17-2 The hypothesis that RNA sequences appeared before DNA sequences
A. has some evidence in its favor but is still being tested. B. has been rejected since DNA is required to make RNA. C. has been proven since RNA has been made in laboratories. D. has been rejected because it is illogical.

17-2 As concentrations of oxygen rose in the ancient atmosphere of Earth, organisms began to evolve A. anaerobic pathways. B. plasma membranes. C. metabolic pathways that used oxygen. D. photosynthesis.

17-4 Darwin's species of finches were very similar but different in beak size and feeding habits. This is an example of A. convergent evolution. B. coevolution. C. adaptive radiation. D. stabilizing selection.

17-4 A slow steady change in a particular line of descent is called
A. coevolution. B. gradualism. C. punctuated equilibrium. D. convergent evolution.

17-4 Master control genes are called A. hox genes.
B. developmental genes. C. embryonic genes. D. regulatory genes.

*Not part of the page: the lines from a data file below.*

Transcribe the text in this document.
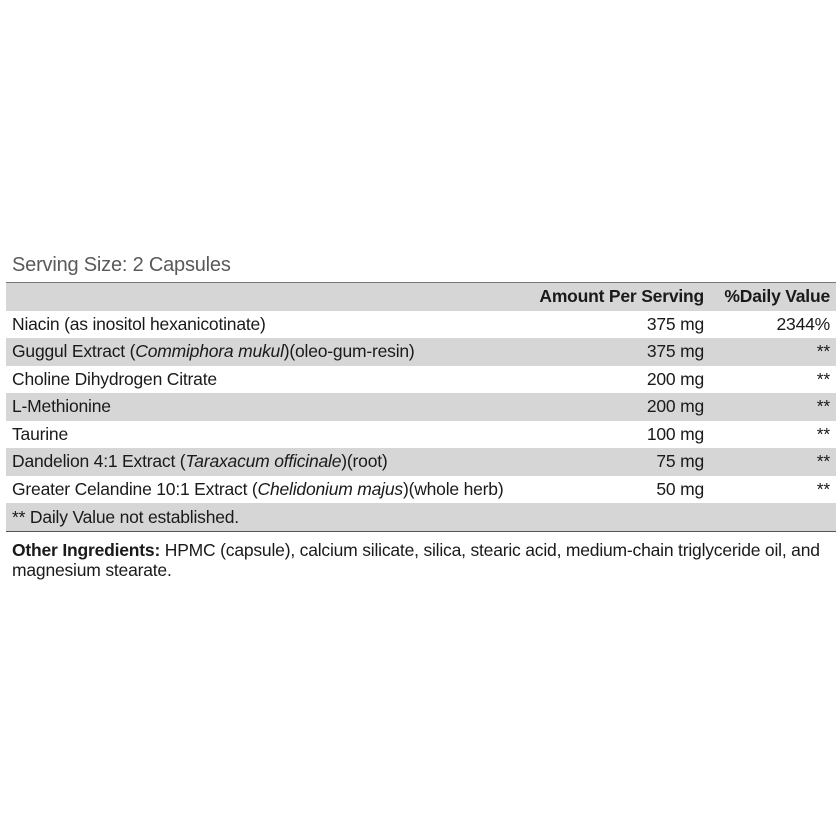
Serving Size: 2 Capsules
Amount Per Serving	%Daily Value
Niacin (as inositol hexanicotinate)	375 mg	2344%
Guggul Extract (Commiphora mukul)(oleo-gum-resin)	375 mg	**
Choline Dihydrogen Citrate	200 mg	**
L-Methionine	200 mg	**
Taurine	100 mg	**
Dandelion 4:1 Extract (Taraxacum officinale)(root)	75 mg	**
Greater Celandine 10:1 Extract (Chelidonium majus)(whole herb)	50 mg	**
** Daily Value not established.
Other Ingredients: HPMC (capsule), calcium silicate, silica, stearic acid, medium-chain triglyceride oil, and magnesium stearate.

17-4 Some evidence suggests that species do not change much over long periods of time and then undergo relatively short periods of rapid speciation. This kind of change is called A. coevolution. B. genetic equilibrium. C. adaptive radiation. D. punctuated equilibrium.

17-4 Fossil evidence shows that mass extinctions
A. ended the existence of many species in a short period of time. B. occurred mainly when the dinosaurs disappeared. C. require an asteroid strike to occur. D. caused convergent evolution among animals.